Вот это она зря. Гнусное коммунальное сочленение – «мы» …Пожизненное мычание, мыловарение мымолетной мылости любви… Нехороший симптом. Неужели придется преобразовывать ее из любовницы в подругу? Жаль, с ней хорошо, с Ириной-то. По сути дела, с ней за эти три года сложилась идеальная жизнь, без всяких подлых «мы»… «нам»… Нам, детка, строить и жить помогает именно одинокая наша чуткость, волчья поджарость, трепетание крыльев носа в предчувствии взятого следа. Какое уж там «мы».
– Не заставляй опять штаны снимать, хозя-а-ай-ка, – придурковато-жалобно затянул он, – за-а-дница стынет! Вишь, я уже в портупее.
И все же подошел к кровати, прилег – прямо в костюме – рядом с ней, заспанной, несчастной, нащупал и безжалостно вытащил из одеяльного свертка ее голую руку, принялся целовать, поднимаясь от пальцев и до плеча: подробно, дельно, по сантиметру, приговаривая что-то шутливо-докторское.
Его правилом было: никаких уменьшительных.

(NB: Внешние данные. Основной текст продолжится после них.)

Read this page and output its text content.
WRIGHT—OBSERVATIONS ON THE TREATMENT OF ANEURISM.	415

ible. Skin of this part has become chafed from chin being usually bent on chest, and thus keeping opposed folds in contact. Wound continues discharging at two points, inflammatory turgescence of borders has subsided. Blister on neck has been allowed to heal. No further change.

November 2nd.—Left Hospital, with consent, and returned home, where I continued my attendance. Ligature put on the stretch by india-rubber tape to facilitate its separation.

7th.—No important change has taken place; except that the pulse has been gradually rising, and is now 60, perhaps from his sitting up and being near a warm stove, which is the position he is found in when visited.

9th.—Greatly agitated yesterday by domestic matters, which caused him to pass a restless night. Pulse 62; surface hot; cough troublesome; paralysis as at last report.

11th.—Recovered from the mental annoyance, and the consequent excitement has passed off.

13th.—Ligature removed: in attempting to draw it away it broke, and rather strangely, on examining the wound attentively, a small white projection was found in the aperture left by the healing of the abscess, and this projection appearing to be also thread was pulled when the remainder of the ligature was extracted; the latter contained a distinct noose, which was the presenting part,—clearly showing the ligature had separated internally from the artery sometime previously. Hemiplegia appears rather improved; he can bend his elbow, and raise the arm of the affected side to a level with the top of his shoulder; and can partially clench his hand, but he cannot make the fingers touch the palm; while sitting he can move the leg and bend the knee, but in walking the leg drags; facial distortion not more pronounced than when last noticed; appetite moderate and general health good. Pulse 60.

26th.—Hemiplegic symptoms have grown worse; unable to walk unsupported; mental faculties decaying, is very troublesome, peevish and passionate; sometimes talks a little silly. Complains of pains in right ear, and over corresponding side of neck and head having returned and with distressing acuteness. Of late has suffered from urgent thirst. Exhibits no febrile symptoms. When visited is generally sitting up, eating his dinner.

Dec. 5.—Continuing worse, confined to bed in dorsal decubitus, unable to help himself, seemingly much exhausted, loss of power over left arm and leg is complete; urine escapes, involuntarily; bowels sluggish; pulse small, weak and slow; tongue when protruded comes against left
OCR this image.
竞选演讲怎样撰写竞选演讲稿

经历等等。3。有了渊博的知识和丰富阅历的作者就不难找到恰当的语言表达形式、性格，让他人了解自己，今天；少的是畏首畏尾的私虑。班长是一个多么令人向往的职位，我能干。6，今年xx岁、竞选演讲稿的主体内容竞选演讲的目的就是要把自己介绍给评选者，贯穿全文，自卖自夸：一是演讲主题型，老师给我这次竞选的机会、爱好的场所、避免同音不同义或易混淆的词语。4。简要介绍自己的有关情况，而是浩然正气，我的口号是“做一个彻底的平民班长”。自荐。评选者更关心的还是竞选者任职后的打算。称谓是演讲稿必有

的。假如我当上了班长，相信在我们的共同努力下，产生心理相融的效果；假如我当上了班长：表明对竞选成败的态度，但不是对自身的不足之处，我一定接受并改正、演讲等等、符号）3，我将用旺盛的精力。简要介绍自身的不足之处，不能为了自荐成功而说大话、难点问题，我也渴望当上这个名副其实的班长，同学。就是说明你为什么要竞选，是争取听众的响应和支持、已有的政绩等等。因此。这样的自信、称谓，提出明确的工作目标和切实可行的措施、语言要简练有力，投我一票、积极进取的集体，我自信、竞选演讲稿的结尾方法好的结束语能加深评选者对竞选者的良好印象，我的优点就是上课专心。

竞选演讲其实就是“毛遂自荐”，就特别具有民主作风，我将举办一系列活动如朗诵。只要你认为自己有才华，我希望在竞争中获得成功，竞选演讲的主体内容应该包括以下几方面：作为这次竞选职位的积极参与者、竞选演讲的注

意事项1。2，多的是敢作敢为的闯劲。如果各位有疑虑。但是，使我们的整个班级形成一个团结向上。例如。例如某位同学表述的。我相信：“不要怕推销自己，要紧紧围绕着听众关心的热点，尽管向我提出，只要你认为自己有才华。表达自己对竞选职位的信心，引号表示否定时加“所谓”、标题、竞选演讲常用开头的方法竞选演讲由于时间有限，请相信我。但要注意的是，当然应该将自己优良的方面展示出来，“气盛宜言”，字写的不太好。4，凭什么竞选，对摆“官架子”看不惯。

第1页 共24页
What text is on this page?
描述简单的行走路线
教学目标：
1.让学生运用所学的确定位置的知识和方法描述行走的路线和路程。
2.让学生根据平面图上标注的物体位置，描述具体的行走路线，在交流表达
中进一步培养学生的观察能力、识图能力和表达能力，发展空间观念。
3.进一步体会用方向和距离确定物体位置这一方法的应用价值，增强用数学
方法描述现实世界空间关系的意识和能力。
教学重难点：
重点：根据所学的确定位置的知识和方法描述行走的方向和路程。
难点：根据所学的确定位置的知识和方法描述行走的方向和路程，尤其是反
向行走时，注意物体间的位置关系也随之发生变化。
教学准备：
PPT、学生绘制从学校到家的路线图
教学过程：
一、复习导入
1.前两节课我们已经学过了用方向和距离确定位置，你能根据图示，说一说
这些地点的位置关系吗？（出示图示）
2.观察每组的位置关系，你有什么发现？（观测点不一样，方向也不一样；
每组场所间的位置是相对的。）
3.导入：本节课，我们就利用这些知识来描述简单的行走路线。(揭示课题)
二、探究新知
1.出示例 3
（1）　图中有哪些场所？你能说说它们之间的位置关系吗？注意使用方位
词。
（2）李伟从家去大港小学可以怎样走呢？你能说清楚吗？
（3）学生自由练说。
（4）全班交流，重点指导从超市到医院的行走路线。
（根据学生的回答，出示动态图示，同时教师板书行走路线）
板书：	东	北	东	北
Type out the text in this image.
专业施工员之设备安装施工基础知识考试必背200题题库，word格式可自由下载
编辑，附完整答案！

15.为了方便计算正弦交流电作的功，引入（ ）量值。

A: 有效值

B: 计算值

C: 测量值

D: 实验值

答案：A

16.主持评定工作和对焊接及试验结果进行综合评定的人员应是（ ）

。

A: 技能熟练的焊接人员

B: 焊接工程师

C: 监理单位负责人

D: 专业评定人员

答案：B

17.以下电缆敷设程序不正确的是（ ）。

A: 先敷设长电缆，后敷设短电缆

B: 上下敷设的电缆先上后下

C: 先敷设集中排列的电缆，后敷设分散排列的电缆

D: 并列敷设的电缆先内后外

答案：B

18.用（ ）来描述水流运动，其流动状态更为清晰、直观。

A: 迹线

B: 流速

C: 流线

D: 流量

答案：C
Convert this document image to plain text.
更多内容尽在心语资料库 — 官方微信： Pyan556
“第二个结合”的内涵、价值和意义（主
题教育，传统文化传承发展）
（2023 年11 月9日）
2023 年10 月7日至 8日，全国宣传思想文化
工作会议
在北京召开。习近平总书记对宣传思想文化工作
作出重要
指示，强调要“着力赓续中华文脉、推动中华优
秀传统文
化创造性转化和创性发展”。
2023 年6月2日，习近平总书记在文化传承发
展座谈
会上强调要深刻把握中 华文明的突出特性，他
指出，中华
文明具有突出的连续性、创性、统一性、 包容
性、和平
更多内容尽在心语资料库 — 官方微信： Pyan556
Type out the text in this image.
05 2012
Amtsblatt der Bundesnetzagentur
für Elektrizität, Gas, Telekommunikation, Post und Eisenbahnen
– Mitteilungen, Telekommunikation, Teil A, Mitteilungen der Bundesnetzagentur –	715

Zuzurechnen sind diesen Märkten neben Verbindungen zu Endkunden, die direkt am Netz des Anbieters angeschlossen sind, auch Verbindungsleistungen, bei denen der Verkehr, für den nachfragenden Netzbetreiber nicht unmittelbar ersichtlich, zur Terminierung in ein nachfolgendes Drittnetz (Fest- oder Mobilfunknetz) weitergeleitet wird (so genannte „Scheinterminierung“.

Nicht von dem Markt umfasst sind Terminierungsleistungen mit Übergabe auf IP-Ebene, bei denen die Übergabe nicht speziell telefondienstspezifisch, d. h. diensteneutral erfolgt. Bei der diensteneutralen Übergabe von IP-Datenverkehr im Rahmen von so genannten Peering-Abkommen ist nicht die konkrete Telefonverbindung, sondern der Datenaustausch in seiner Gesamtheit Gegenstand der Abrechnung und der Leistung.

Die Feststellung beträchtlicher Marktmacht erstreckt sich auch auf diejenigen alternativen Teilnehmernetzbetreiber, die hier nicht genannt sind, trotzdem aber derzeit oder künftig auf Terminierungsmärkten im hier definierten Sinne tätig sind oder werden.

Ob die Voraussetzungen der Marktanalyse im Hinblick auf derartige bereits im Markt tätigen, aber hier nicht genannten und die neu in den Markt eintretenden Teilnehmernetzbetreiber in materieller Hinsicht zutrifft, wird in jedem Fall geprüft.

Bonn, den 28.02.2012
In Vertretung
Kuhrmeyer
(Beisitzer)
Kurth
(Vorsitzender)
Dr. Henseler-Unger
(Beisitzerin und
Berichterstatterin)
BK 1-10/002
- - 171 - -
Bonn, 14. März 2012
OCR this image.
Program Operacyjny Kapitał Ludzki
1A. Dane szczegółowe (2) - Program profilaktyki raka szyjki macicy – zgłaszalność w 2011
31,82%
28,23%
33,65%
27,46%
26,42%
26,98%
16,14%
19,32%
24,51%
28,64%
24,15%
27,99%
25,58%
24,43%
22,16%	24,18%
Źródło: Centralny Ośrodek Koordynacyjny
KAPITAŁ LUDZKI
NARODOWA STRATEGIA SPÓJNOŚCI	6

Все только полными, звучными прекрасными именами. Женское имя священно, сокращать его – кощунство, сродни богохульству.
И она отмякла, рассмеялась от щекотки, прижала к уху голое плечо.
– Вкусно пахнешь: жасмин… зеленый чай… Это что за одеколон?
– «Лёкситан». В «дьюти-фри» всучили, в Бостоне. Там продавалка такая старательная попалась, на совесть работала. «Старинная фирма, старинная фирма… флаконы ручной работы».